Windows 11: Security option reduces in-game performance by up to -30%

A security option within Windows 11 would reduce the performance of some games. In some cases, the sacred number of frames per second displayed on the screen could drop by almost 30% when the VBS function is activated. Here’s what that means, and what you can do to try to correct the problem.

Windows 11 would have a negative impact on gaming performance. This is in any case what the PC Gamer and Computer Base sites claim, which have carried out in-game performance tests on Microsoft’s new OS.

On some games, the number of frames per second would drop by 28%. A more than notable loss for a system which nevertheless sells itself as “the best Windows for gaming”.

At the heart of this problem, a security feature that disrupts the gaming experience: VBS.

What is VBS?

The acronym VBS stands forVirtualization-based Security, or “security via virtualization”, in good French. Activated by default on some Windows 10 PCs, this tool monopolizes part of the RAM to create a secure subsystem within Windows.

The idea is to create a space that is completely isolated from the rest of the system, to store important information such as identification data. Thus, if the main system is affected by malware or other virus, the most sensitive data is protected.

This method is called “virtualization”, because it will create a virtual system within the main OS, by allocating part of your machine’s resources (RAM, disk space, etc.) to it. To put it more simply, it’s a Windows within your Windows. By isolating part of the system within a sealed “bubble”, the VBS therefore improves the safety of your machine.

What’s wrong with Windows 11?

This feature was previously used particularly on professional machines, often subject to stricter safety rules. With Windows 11 however, the use of VBS is going to be much more widespread.

In partnership with PC and processor manufacturers, we will activate VBS […] on most new computers in the coming year Microsoft said in a blog post. This means that a good number of machines sold new under Windows 11 will have this feature enabled by default.

As we have seen however, the virtualization of a subsystem requires monopolizing computing power, disk space as well as RAM. This mechanically limits the performance of the main system. This doesn’t show in “basic” computer use, but when it comes to running resource-intensive 3D games, the difference can be noticeable.

On the same Windows 11 machine (which runs under the near final version of the system), the average number of frames per second of Shadow of the tomb Raider drops from 107 to 77 when activating VBS. What significantly deteriorate the gaming experience.

What can I do to fix the problem on Windows 11?

If the PC Gamer tests can send shivers down the spines of PC gaming enthusiasts, the problem should be put into perspective.

The default activation of VBS will be done a priori only on new machines. If you update your computer from Windows 10, the feature will not be enabled. The same is true if you install Windows 11 yourself using a system image. It’s also likely that makers of gaming PCs will negotiate with Microsoft to keep the feature turned off by default.

These performance concerns will therefore not affect everyone. Unfortunately, Microsoft communicates poorly on the subject. Technically, it is possible to see if the VBS is activated within the application Windows Security. You must then go to the menu Device security then Core insulation. But as our colleagues from Frandroid noticed, on some machines, the option may seem disabled when it is not. It may also be impossible to deactivate the option using this method.
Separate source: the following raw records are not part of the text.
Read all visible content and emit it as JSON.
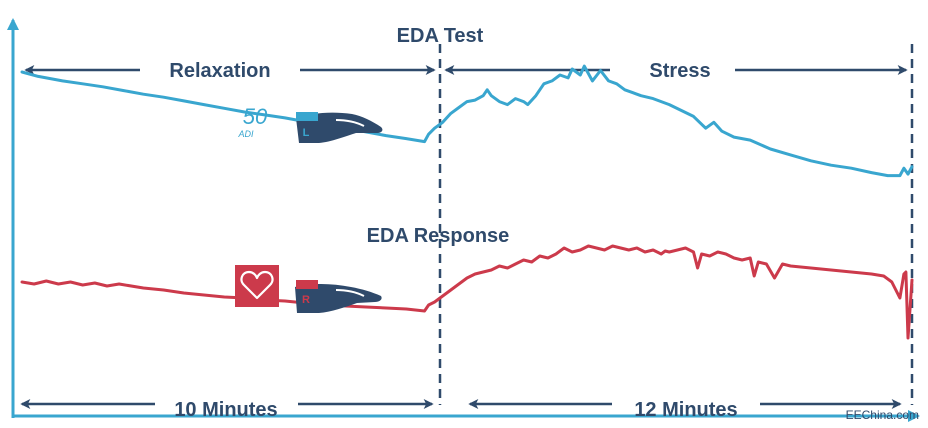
{
  "chart_data": {
    "type": "line",
    "title": "EDA Test",
    "subtitle": "EDA Response",
    "phases": [
      {
        "label": "Relaxation"
      },
      {
        "label": "Stress"
      }
    ],
    "durations": [
      {
        "label": "10 Minutes"
      },
      {
        "label": "12 Minutes"
      }
    ],
    "annotations": {
      "adi_value": "50",
      "adi_unit": "ADI",
      "left_hand_badge": "L",
      "right_hand_badge": "R",
      "watermark": "EEChina.com"
    },
    "x_range": [
      0,
      22
    ],
    "x_unit": "minutes",
    "phase_boundary": 10,
    "series": [
      {
        "color": "#39a6cf",
        "x": [
          0,
          0.4,
          1,
          1.5,
          2,
          2.5,
          3,
          3.5,
          4,
          4.5,
          5,
          5.5,
          6,
          6.5,
          7,
          7.5,
          8,
          8.5,
          9,
          9.5,
          9.95,
          10.05,
          10.2,
          10.4,
          10.6,
          10.8,
          11.0,
          11.2,
          11.4,
          11.5,
          11.6,
          11.8,
          12.0,
          12.2,
          12.4,
          12.5,
          12.7,
          12.9,
          13.1,
          13.3,
          13.5,
          13.6,
          13.8,
          13.9,
          14.1,
          14.3,
          14.5,
          14.7,
          14.9,
          15.1,
          15.3,
          15.6,
          16.0,
          16.3,
          16.6,
          16.9,
          17.1,
          17.3,
          17.6,
          18.0,
          18.5,
          19.0,
          19.5,
          20.0,
          20.5,
          21.0,
          21.4,
          21.7,
          21.8,
          21.9,
          22.0
        ],
        "y": [
          100,
          97,
          94,
          92,
          90,
          87.5,
          85,
          83,
          80.5,
          78,
          75.5,
          73,
          71,
          69,
          66.5,
          64,
          62,
          59.5,
          57,
          55,
          53,
          58,
          62,
          66,
          72,
          76,
          80,
          81,
          84,
          88,
          84,
          80,
          78,
          82,
          80,
          78,
          84,
          92,
          94,
          98,
          96,
          102,
          98,
          104,
          94,
          101,
          94,
          92,
          88,
          86,
          84,
          82,
          78,
          74,
          70,
          62,
          66,
          60,
          56,
          54,
          48,
          44,
          40,
          37,
          35,
          32,
          30,
          30,
          35,
          31,
          36
        ]
      },
      {
        "color": "#cc3a4b",
        "x": [
          0,
          0.3,
          0.6,
          0.9,
          1.2,
          1.5,
          1.8,
          2.1,
          2.4,
          3,
          3.5,
          4,
          4.5,
          5,
          5.5,
          6,
          6.5,
          7,
          7.5,
          8,
          8.5,
          9,
          9.5,
          9.95,
          10.05,
          10.2,
          10.4,
          10.6,
          10.8,
          11.0,
          11.2,
          11.4,
          11.6,
          11.8,
          12.0,
          12.2,
          12.4,
          12.6,
          12.8,
          13.0,
          13.2,
          13.4,
          13.6,
          13.8,
          14.0,
          14.2,
          14.4,
          14.6,
          14.8,
          15.0,
          15.2,
          15.4,
          15.6,
          15.8,
          15.9,
          16.0,
          16.2,
          16.4,
          16.6,
          16.7,
          16.8,
          17.0,
          17.2,
          17.4,
          17.6,
          17.8,
          18.0,
          18.1,
          18.2,
          18.4,
          18.6,
          18.8,
          19.0,
          19.5,
          20.0,
          20.5,
          21.0,
          21.3,
          21.5,
          21.7,
          21.8,
          21.85,
          21.9,
          22.0
        ],
        "y": [
          56,
          54,
          57,
          54,
          56,
          53,
          55,
          52,
          54,
          50,
          48,
          45,
          43,
          41,
          40,
          38,
          37,
          35,
          34,
          32,
          31,
          30,
          29,
          27,
          33,
          36,
          42,
          48,
          54,
          60,
          64,
          66,
          68,
          72,
          70,
          74,
          78,
          76,
          82,
          80,
          84,
          90,
          86,
          88,
          92,
          90,
          88,
          92,
          90,
          88,
          90,
          86,
          88,
          84,
          87,
          86,
          88,
          90,
          86,
          70,
          84,
          82,
          86,
          84,
          80,
          78,
          80,
          62,
          76,
          74,
          60,
          74,
          72,
          70,
          68,
          66,
          64,
          62,
          56,
          40,
          64,
          66,
          0,
          58
        ]
      }
    ]
  }
}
Windows technically allows you to disable VBS, but not on all machines // Source: Screenshot

According to PC Gamer, it is necessary to go and modify values ​​within the registry editor and the bios to properly deactivate the VBS. These manipulations being particularly hazardous if you are not sure of what you are doing, it is rather not recommended to go and touch these essential building blocks of the system.

So let’s hope that Microsoft corrects the situation and makes it easier to deactivate the option. Otherwise, PC gamers risk having unpleasant surprises.